Mean ( ± SE) skeletal densities for Heliopora coerulea of 2.01 ± 0.06 g cm−3 in this study were higher than any of the scleractinian skeletal densities observed by Morgan and Kench (2012) (Fig. 2). Ocean acidification (OA) threatens to reduce scleractinian coral skeletal density, which could lead to increased breakage of coral skeletal materials and decreased reef-building capacity (Hoegh-Guldberg et al. 2007). Whether distinct differences in the skeletal morphology of H. coerulea may confer some resilience to OA by these reef-building octocorals remains to be tested (Atrigenio et al. 2020). Regardless, the comparatively higher skeletal density of H. coerulea relative to its scleractinian morphological counterparts suggests that H. coerulea skeletons could be more resistant to such physical breakage under OA. However, we cannot rule out the possibilities that slight differences in methodologies (i.e., omission of paraffin wax dip in this study) or that Heliopora skeletal densities were indeed higher in 1967 and have since decreased under ongoing environmental change, so further research remains necessary to test any hypothesized resiliency of Heliopora corals and their skeletal components to environmental change.

Calcification rates

Mean ( ± SE) estimated calcification rates for Heliopora coerulea were 0.87 ± 0.08 g cm−2 yr−1 for the small branching/columnar morphology investigated in this study (Fig. 2). This rate is greater than the solitary calcification rate estimate of 0.48 g cm−2 yr−1 for H. coerulea by Planck et al. (1988) in Ryan et al. (2019), which may in part be due to differences in methodologies and/or morphologies between the previous measurement and this study. Notably, H. coerulea calcification rates are less than those for branching, corymbose, digitate, and massive scleractinians, in general agreement with rates for submassive morphologies, and are greater than mushroom and encrusting scleractinian calcification rates by Morgan and Kench (2012) (Fig. 2). While variability in calcification rates through space and time (Pratchett et al. 2015) confound a more direct comparison of calcification rates between taxa, these estimates nonetheless suggest that offsetting slower linear extension and higher density skeletal material of H. coerulea generate carbonate production rates similar to other reef-building scleractinian taxa.

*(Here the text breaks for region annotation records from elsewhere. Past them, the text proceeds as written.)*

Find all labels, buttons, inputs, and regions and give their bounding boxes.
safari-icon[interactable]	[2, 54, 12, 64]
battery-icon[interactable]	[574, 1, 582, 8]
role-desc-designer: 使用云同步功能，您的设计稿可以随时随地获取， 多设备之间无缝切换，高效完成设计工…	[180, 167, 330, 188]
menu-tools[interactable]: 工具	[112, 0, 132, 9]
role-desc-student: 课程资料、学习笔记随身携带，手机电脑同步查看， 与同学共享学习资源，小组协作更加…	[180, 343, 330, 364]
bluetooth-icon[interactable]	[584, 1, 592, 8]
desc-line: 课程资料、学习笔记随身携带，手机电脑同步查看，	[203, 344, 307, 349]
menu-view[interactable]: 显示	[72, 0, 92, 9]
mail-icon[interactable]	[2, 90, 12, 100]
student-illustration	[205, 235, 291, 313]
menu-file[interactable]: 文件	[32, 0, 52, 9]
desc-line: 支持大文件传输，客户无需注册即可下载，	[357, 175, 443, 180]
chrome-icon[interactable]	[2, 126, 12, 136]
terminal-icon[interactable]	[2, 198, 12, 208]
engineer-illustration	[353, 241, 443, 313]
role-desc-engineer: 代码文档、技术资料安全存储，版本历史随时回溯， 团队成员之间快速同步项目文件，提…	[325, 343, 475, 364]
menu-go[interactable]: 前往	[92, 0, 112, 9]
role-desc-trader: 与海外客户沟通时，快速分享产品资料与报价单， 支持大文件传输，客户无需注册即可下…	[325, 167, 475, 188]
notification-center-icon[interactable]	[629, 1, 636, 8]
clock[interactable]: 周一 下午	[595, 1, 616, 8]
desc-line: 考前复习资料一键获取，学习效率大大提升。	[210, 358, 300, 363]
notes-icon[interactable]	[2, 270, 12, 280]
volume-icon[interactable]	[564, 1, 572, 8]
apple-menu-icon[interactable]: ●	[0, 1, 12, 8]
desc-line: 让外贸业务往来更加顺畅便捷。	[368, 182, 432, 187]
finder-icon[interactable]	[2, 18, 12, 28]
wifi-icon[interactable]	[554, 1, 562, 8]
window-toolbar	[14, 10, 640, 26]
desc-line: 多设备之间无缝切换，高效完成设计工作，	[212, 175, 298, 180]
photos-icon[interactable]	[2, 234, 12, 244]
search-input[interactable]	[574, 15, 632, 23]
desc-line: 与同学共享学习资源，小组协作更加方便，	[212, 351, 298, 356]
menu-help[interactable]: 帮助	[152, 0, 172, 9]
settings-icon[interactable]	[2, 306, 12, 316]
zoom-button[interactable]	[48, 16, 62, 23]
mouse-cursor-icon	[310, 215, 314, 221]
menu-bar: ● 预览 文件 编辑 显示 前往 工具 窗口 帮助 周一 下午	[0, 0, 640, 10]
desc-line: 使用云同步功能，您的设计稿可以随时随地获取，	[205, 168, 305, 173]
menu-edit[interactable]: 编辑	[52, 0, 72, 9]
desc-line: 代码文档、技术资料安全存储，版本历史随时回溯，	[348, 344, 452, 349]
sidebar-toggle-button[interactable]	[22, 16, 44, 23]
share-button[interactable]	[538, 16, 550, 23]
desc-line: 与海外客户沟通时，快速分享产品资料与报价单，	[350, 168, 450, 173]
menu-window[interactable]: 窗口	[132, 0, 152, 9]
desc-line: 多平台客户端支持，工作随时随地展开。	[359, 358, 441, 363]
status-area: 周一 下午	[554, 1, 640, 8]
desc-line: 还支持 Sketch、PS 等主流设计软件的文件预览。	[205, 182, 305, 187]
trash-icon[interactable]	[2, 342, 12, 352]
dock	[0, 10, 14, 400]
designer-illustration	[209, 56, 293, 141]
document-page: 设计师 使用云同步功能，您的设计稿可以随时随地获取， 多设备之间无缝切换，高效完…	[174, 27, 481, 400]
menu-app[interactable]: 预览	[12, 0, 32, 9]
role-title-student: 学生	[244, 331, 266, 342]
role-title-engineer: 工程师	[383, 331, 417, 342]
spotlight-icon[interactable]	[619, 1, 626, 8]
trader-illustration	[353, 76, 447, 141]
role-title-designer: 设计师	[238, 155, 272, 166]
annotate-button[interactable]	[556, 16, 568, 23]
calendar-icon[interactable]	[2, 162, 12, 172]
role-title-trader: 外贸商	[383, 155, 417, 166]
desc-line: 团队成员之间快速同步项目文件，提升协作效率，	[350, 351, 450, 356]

Implications for reef building and restoration in the Anthropocene

Owing to their higher degree of resilience to thermal stress anomalies and apparent increasing ability to outcompete scleractinians under ocean warming, Heliopora corals may become increasingly abundant reef-builders (Kayanne et al. 2002; Donner et al. 2010; Phongsuwan and Changsang 2012; Harii et al. 2014; Richards et al. 2018; Guzman et al. 2019; Ryan et al. 2019; Atrigenio et al., 2020). Interestingly, Heliopora tends to form dense aggregations and may be dispersal limited owing to benthic planulae that settle near the parent colony (Zann and Bolton 1985; Harii et al. 2002). We posit that outplanting of stress-tolerant reef-building Heliopora corals to degraded reef systems within its current geographic range may enable restoration of structural complexity and calcium carbonate production to select reefs. However, such restoration strategies could inhibit growth and/or recruitment by scleractinian corals (Atrigenio et al. 2017; Guzman et al. 2019; Atrigenio et al. 2020) and should therefore critically evaluate any potential resulting consequences as part of a broader decision-making framework (National Academies of Sciences 2019). We conclude that Heliopora corals warrant further research as potentially emerging reef-builders and target taxa for restoration and adaptation efforts in the Anthropocene.